Quel livello di premura non era stato falso. Perché avrebbe dovuto dubitare di lui?

Così, quando di tanto in tanto coglieva tracce di profumo costoso o fili biondi sui suoi completi, non ci pensava troppo.

Ma dopo aver aggiunto Vivian sui social, il primo messaggio che ricevette fu una foto di Vivian a letto con Carter.

Il suo braccio pallido, segnato da macchie rosse, era posato sul petto di Carter in una suite di qualche hotel a cinque stelle. E il mondo di Serena crollò.

Si premette una mano sugli occhi, bloccando i ricordi dolorosi.

Carter tornò con Leo soltanto alle otto di quella sera.

Vedendo i loro sorrisi uguali, il cuore di Serena si strinse ancora, nonostante tutto.

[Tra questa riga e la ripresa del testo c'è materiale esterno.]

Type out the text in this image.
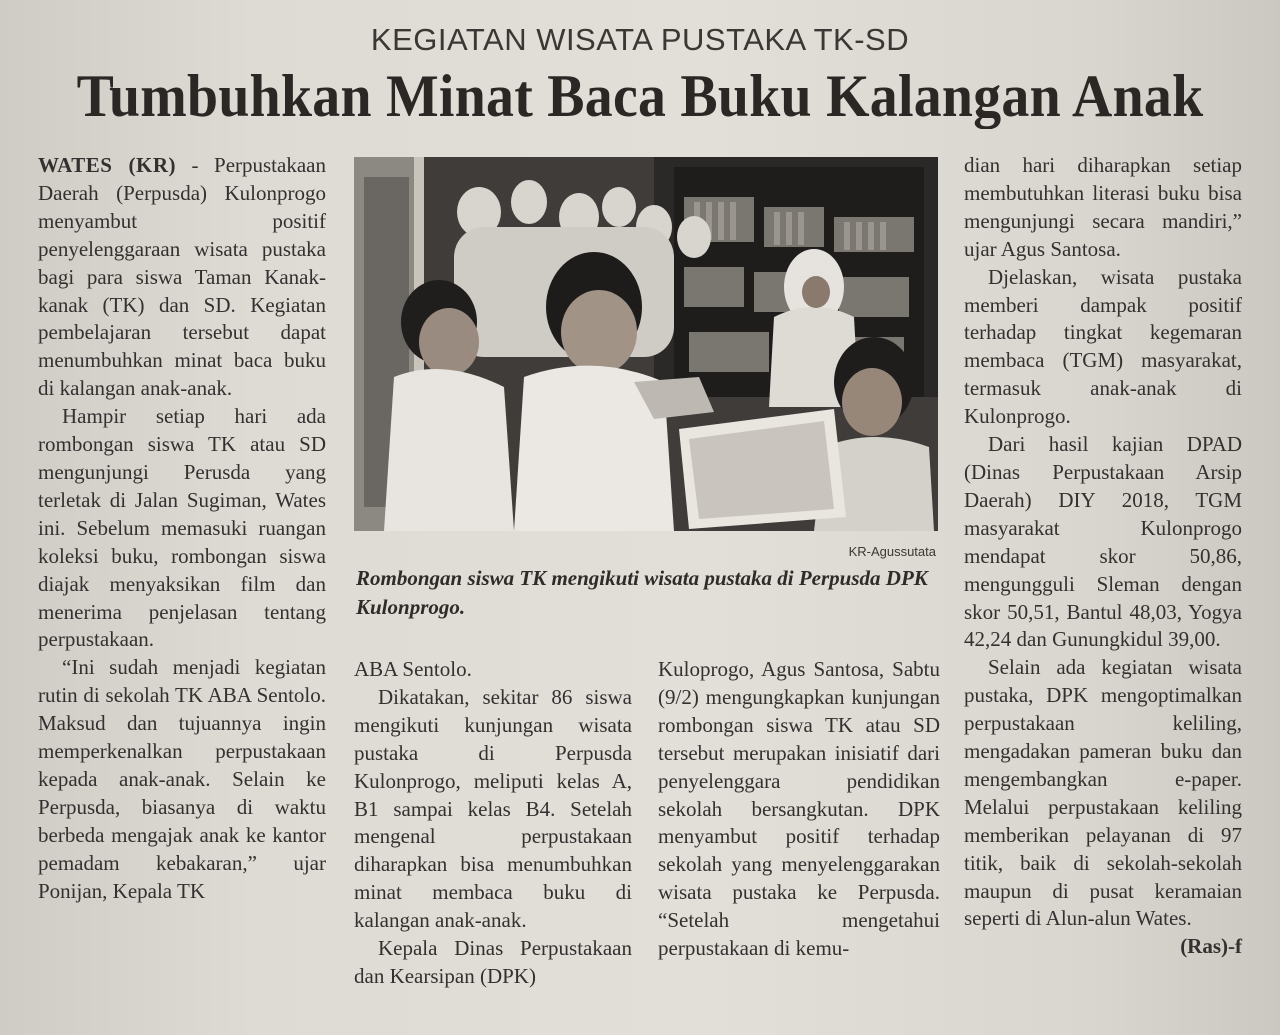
KEGIATAN WISATA PUSTAKA TK-SD
Tumbuhkan Minat Baca Buku Kalangan Anak

WATES (KR) - Perpustakaan Daerah (Perpusda) Kulonprogo menyambut positif penyelenggaraan wisata pustaka bagi para siswa Taman Kanak-kanak (TK) dan SD. Kegiatan pembelajaran tersebut dapat menumbuhkan minat baca buku di kalangan anak-anak.

Hampir setiap hari ada rombongan siswa TK atau SD mengunjungi Perusda yang terletak di Jalan Sugiman, Wates ini. Sebelum memasuki ruangan koleksi buku, rombongan siswa diajak menyaksikan film dan menerima penjelasan tentang perpustakaan.

“Ini sudah menjadi kegiatan rutin di sekolah TK ABA Sentolo. Maksud dan tujuannya ingin memperkenalkan perpustakaan kepada anak-anak. Selain ke Perpusda, biasanya di waktu berbeda mengajak anak ke kantor pemadam kebakaran,” ujar Ponijan, Kepala TK

KR-Agussutata
Rombongan siswa TK mengikuti wisata pustaka di Perpusda DPK Kulonprogo.

ABA Sentolo.

Dikatakan, sekitar 86 siswa mengikuti kunjungan wisata pustaka di Perpusda Kulonprogo, meliputi kelas A, B1 sampai kelas B4. Setelah mengenal perpustakaan diharapkan bisa menumbuhkan minat membaca buku di kalangan anak-anak.

Kepala Dinas Perpustakaan dan Kearsipan (DPK)

Kuloprogo, Agus Santosa, Sabtu (9/2) mengungkapkan kunjungan rombongan siswa TK atau SD tersebut merupakan inisiatif dari penyelenggara pendidikan sekolah bersangkutan. DPK menyambut positif terhadap sekolah yang menyelenggarakan wisata pustaka ke Perpusda. “Setelah mengetahui perpustakaan di kemu-

dian hari diharapkan setiap membutuhkan literasi buku bisa mengunjungi secara mandiri,” ujar Agus Santosa.

Djelaskan, wisata pustaka memberi dampak positif terhadap tingkat kegemaran membaca (TGM) masyarakat, termasuk anak-anak di Kulonprogo.

Dari hasil kajian DPAD (Dinas Perpustakaan Arsip Daerah) DIY 2018, TGM masyarakat Kulonprogo mendapat skor 50,86, mengungguli Sleman dengan skor 50,51, Bantul 48,03, Yogya 42,24 dan Gunungkidul 39,00.

Selain ada kegiatan wisata pustaka, DPK mengoptimalkan perpustakaan keliling, mengadakan pameran buku dan mengembangkan e-paper. Melalui perpustakaan keliling memberikan pelayanan di 97 titik, baik di sekolah-sekolah maupun di pusat keramaian seperti di Alun-alun Wates.
(Ras)-f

Carter le porse un sacchetto di velluto. «Sono passato da una gioielleria su Madison Avenue tornando indietro. Ho preso questo per te. Vedi se ti piace.»

Dopo dieci anni di matrimonio, Carter ricordava ancora di sorprenderla di tanto in tanto.

Serena lo aprì meccanicamente. Dentro c’era un bracciale di diamanti chiaramente costoso.

Forzò un sorriso. «È bello.»

Il sorriso di Carter si allargò. «Sono felice che ti piaccia.»

Si sedette sul divano e prese il telefono.

Qualche minuto dopo si alzò. «Tesoro, vado a farmi una doccia.»

Appena lui se ne andò, Leo, che si era agitato impaziente fino a quel momento, corse nella stanza dei giochi senza dire una parola.

Il soggiorno cadde nel silenzio.

Serena prese il telefono di Carter, lasciato sul tavolino.

Tutte le sue password erano il giorno del suo compleanno, ma lei non gli aveva mai controllato il telefono. Era un confine della fiducia tra loro.

Forse Carter era talmente sicuro che non lo avrebbe mai fatto da non essersi nemmeno disconnesso dalla chat con Vivian.

Lo sbloccò, e la loro conversazione riempì lo schermo.